At the end of the second night I started to worry. I was suppose to rebuild: I only saw myself, visiting and throwing things away (I didn’t even throw up). I could hear myself ask Mallendi, without hesitation and surprised by my own question, “All that I have thrown away has left an impression in my neurons, what should I do for this structure to disappear as well, so that my brain can find it’s original configuration ?” in other words, to find an image that fits the engine I am using now, I stumped out the folders or programs, how can I suppress the registry where they are located ? He answered me. I took his advice…

 

I then found an immeasurable sweetness. My poor run down heart opened up to me. My look changed, heavier eye lids, became softer. Out of my mouth came a soft breath right from my heart. Oh, my poor heart! It’s like I found a long lost friend. This naked heart, so shy, seemed so fragile, I had put it under lock. It waited for years to emerge, to manifest itself.

 

For some unknown reason, I walked the path lay down by iboga backwards. I mainly built during the first night and destroyed the second. That night, I went through what the others went trough on the first night; only then I understood their weakness, the feeling of emptiness and, for some, their fears to start a second night with iboga.

 

In my body too, the plant went backwards. Not having vomited, the phlegm came out the other digestive extremity. This distinction didn’t stop me from feeling a great sympathy for my companions. I can consider them brothers or sisters with no difficulty, even though fraternity always made me feel uneasy even if it was posted in the pediment of republican schools. To throw up together as a foundation for living together ? I certainly know that I felt great joy hearing them vomit to the point that the memories of it still make me laugh, like I laughed at the first vomits of each night of the initiation.
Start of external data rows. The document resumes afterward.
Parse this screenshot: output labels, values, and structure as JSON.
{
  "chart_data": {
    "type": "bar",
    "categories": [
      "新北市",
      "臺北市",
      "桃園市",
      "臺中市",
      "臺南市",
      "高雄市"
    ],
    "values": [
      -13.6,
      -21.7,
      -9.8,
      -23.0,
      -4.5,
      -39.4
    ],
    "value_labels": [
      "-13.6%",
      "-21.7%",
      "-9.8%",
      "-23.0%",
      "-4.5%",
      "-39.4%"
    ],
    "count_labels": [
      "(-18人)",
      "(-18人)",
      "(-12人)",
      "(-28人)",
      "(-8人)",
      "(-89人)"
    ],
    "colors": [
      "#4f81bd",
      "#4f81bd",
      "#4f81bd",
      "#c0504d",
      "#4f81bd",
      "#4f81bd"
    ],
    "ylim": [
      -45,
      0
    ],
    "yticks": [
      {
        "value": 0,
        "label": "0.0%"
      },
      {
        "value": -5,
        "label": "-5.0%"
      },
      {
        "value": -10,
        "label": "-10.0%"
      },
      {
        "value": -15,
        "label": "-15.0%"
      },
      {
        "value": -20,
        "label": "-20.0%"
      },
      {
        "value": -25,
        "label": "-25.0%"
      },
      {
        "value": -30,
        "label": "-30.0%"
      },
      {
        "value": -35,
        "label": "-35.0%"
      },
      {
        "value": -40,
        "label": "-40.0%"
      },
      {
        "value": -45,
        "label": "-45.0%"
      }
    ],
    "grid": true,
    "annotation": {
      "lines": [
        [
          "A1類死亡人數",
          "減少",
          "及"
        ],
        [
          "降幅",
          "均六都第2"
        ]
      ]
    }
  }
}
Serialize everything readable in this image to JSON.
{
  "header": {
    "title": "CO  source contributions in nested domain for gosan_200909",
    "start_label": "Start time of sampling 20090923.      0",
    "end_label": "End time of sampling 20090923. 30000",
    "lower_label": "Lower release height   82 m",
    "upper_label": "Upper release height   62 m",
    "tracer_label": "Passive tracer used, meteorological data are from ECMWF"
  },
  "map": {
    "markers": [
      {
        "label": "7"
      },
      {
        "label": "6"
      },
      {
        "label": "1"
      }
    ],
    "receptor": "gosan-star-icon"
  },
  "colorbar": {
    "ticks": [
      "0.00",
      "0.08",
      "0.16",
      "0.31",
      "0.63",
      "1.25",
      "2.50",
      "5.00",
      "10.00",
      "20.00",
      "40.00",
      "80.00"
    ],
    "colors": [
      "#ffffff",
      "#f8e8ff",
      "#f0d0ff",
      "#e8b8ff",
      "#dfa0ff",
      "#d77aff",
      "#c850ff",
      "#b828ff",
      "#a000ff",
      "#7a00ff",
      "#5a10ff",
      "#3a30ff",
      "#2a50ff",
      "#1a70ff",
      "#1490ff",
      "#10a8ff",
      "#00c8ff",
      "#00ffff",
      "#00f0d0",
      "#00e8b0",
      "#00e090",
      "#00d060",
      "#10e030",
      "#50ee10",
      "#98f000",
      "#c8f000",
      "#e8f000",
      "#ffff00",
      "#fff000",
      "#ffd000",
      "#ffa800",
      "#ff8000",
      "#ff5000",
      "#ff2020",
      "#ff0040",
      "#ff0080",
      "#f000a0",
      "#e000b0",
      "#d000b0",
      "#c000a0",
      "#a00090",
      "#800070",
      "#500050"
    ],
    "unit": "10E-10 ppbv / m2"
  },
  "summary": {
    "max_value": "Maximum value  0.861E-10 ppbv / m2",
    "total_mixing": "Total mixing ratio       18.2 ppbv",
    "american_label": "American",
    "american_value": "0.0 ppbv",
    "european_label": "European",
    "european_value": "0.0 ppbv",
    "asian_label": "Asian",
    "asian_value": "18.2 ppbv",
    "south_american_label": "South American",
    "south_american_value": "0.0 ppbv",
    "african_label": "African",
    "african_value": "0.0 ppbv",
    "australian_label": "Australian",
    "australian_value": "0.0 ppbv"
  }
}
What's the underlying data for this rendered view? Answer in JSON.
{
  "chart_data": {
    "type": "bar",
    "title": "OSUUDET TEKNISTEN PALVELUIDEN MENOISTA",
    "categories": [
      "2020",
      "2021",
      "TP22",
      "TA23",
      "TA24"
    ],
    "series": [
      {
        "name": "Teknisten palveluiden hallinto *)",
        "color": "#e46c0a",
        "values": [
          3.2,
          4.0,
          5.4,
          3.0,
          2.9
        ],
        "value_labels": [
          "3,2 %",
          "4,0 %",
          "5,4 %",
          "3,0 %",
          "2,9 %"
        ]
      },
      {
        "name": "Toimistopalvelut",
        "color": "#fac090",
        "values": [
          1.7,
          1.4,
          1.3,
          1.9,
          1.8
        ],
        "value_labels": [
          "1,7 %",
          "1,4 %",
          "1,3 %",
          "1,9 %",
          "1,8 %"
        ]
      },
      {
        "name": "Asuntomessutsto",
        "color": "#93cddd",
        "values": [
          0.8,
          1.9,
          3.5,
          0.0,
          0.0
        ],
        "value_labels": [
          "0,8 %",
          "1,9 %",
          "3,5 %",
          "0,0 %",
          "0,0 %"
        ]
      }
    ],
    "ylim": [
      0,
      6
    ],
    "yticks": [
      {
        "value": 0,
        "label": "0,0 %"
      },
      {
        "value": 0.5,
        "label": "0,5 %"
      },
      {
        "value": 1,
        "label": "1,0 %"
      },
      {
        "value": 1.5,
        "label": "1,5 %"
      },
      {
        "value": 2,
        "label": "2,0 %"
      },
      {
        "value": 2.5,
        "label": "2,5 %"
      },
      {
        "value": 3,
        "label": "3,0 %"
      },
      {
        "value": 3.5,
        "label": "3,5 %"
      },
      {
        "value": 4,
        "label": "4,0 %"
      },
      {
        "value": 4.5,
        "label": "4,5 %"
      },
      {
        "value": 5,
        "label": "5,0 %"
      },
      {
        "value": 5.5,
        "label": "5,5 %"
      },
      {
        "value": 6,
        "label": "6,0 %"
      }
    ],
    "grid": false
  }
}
So you understand my frustration for not having been able to participate in those emotions.

 

Since the second day, I have had the feeling to have received this precious treasure. I still feel an immense gratitude. Thank you God, Africa has kept this secret, beyond the wars, slavery and colonization, and puts it at the reach of us ignorant occidentals. We might have thought about everything but we have left our bodies far behind. Losing this elementary relationship, we have detached ourselves from the earth and continue destroying it, unconscious. The ancient landscape of the Gran Sabana, in Venezuela, had told me when I met it last winter: “the earth is old, she has carried you, humans, for more than a million years, the time has come for you to take care of her”. The grounds of Africa, through the iboga root, told me the same.

 

How ? I think the plant has directly communicated with my neuro-vegetative network. I can now make mine, the hypothesis of a researcher elaborated from taking Ayahuasca : the DNA of the plant communicates with the DNA of humans through light emissions. This hypothesis is of great importance for our neuroscience which stops at the material support (physical and chemical) of thought. The aspect of the light emissions that come across us is maybe what makes the difference between thought and conscience. And the location of this conscience is not the brain.

 

Us Europeans have thought about everything or almost…but our conscience is one of an adolescent badly brought up. Iboga has allowed me to change paradigm, value scale, to reconsider the order of things and civilizations.